James criou, entretanto, para o mesmo canal, numa co-produção com o britânico Channel 4, uma série, um policial chamado Get Millie Black, que se estreou no fim do mês passado. O terceiro episódio, de cinco, chega a Portugal via Max na terça-feira. É a primeira vez que o romancista escreve para televisão.

Tal como Breve História de Sete Assassinatos, a série está pejada de calão jamaicano, mas não é, de todo, impenetrável: percebe-se sempre, pelo contexto, o que é que as expressões querem dizer. Ajuda a pintar um retrato convincente e hiperespecífico da Kingston dos dias que correm. Get Millie Black passa por sítios que não vemos na televisão normalmente, com gente que também não costuma aparecer nos nossos ecrãs. Conta-nos, com recurso a narração dos pensamentos internos de algumas das personagens, a história de Millie Black (Tamara Lawrance), que saiu da Jamaica muito nova, recambiada por uma mãe abusiva para Inglaterra, onde se tornou detective da Scotland Yard. Para trás ficou Orville, o irmão, a quem a mãe batia sem dó nem piedade por ser efeminado (os insultos homofóbicos, como a expressão “batty boy”, são constantes aqui). A mãe disse-lhe que ele tinha morrido e Millie acreditou. Só que a mãe morre e ela descobre, afinal, que não era bem assim. Isso fá-la voltar a Kingston, onde descobre que ao fim e ao cabo tem uma irmã trans: Hibiscus (Chyna McQueen). Esta trabalha como prostituta e está constantemente em risco, seja por causa de clientes, fanáticos intolerantes ou da própria polícia que emprega Millie.

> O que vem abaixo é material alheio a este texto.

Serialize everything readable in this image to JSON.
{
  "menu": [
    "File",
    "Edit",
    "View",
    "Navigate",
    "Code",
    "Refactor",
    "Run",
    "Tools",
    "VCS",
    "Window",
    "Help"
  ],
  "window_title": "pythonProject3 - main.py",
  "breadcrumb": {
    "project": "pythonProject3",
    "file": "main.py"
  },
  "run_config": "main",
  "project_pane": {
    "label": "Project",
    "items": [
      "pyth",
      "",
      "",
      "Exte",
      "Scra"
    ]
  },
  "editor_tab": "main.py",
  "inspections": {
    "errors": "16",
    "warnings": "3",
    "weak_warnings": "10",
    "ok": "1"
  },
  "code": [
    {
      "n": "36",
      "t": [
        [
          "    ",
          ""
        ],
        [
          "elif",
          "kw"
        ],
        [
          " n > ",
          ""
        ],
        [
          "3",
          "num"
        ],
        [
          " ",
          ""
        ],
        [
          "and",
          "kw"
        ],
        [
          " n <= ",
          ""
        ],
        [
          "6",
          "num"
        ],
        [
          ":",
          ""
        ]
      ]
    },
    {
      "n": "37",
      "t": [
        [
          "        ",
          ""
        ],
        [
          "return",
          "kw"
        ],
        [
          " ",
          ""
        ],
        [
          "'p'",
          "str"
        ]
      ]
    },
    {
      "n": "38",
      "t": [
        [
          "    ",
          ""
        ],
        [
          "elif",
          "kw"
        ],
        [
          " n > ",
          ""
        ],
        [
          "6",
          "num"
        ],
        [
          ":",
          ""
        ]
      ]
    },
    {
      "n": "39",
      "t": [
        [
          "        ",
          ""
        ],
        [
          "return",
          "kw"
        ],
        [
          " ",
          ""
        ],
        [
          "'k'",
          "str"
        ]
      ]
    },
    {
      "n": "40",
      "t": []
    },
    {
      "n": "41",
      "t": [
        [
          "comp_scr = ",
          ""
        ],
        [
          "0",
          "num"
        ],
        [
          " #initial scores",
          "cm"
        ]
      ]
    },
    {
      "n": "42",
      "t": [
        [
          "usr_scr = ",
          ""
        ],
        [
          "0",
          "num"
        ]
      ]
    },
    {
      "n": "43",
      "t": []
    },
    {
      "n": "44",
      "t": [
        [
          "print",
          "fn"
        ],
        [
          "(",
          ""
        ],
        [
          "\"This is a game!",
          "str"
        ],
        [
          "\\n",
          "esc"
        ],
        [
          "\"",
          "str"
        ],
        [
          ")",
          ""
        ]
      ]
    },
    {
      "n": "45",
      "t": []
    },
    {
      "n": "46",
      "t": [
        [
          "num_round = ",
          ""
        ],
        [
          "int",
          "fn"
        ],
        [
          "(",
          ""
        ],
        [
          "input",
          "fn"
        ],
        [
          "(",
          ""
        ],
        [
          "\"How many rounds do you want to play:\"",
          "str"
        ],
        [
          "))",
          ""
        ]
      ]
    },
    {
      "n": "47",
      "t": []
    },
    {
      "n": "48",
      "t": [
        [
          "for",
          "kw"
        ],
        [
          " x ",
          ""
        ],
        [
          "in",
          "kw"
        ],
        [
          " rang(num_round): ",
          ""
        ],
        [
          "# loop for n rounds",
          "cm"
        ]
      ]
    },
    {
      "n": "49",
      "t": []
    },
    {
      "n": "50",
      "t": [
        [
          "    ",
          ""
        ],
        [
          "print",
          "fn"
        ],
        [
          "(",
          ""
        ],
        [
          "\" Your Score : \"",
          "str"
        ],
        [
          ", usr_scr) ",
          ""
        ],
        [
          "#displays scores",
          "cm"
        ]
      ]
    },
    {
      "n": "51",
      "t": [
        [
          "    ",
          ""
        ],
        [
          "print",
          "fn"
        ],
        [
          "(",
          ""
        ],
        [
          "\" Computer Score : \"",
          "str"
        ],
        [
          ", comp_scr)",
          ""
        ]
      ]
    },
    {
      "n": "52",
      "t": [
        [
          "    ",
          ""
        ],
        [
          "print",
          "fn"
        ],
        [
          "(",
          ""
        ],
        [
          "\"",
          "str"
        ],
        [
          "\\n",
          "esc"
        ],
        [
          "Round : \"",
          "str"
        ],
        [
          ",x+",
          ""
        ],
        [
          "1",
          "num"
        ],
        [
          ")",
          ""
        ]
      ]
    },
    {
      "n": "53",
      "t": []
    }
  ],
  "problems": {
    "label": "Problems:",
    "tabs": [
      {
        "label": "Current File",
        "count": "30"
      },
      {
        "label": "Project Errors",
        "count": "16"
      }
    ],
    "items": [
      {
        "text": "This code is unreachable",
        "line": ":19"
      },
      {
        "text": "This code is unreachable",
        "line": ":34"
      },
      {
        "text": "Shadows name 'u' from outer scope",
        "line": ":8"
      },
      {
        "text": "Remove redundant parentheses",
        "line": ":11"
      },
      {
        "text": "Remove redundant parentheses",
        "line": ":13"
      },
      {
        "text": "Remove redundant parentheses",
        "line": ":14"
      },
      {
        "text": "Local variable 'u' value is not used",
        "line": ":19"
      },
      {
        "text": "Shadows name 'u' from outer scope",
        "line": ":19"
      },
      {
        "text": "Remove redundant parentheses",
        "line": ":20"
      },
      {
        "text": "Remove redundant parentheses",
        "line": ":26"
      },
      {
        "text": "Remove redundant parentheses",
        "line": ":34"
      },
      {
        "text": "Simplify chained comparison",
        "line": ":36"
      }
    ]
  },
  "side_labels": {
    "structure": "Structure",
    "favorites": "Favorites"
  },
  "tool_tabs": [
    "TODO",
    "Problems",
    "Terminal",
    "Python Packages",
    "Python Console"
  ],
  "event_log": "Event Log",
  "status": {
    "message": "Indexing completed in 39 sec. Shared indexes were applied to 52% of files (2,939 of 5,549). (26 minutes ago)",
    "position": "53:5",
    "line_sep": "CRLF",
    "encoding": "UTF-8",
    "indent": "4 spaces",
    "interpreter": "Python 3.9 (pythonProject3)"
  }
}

Como detective da polícia local, com um parceiro gay num país onde actos sexuais de homossexualidade são puníveis com até dez anos de prisão, fica encarregada de descobrir uma adolescente desaparecida. Isso fá-la-ia investigar os meandros do crime da capital jamaicana e ao mesmo tempo as classes mais altas da cidade: o desaparecimento está ligado ao filho de uma família branca abastada, influente e importante. Para complicar as coisas, Luke Holborn (Joe Dempsie, de A Guerra dos Tronos e, antes disso, Skins), um detective da mesma Scotland Yard que Millie deixou para trás, chega para resgatar esse tal filho, testemunha importante num caso de revelo. Ambos começam a trabalhar, de forma relutante, um ao lado do outro e vão descobrindo partes de uma conspiração. Nem sempre funciona bem. Pelo menos no segundo episódio, algumas revelações sobre o caso são expostas de forma demasiado óbvia e sublinhadas de modo desnecessário, algo que tresanda mais a imposição de executivos do que à vontade criativa do criador.

A irmã transgénero da protagonista foi inspirada num documentário do mesmo Channel 4 que co-produz Get Millie Black sobre grupos de pessoas trans na capital jamaicana. Mas, para o resto, Marlon James foi buscar a sua própria história familiar: a mãe era detective da polícia de Kingston e é uma influência muito grande para a personagem principal. E, sendo ele próprio gay, passou por vários eventos violentos na infância, como uma tentativa de “cura gay” numa igreja pentecostal e anos a tentar negar a própria orientação sexual. Em entrevistas, diz que só depois de sair da Jamaica é que conseguiu explorar a sexualidade e escrever sobre ela. Ao site Deadline explicou que tinha como ideia mostrar, tem contado, a riqueza das vidas queer jamaicanas, dentro de um contexto normal de uma história policial de crime, sem medo de focar as partes mais brutais dessas experiências. Conseguiu.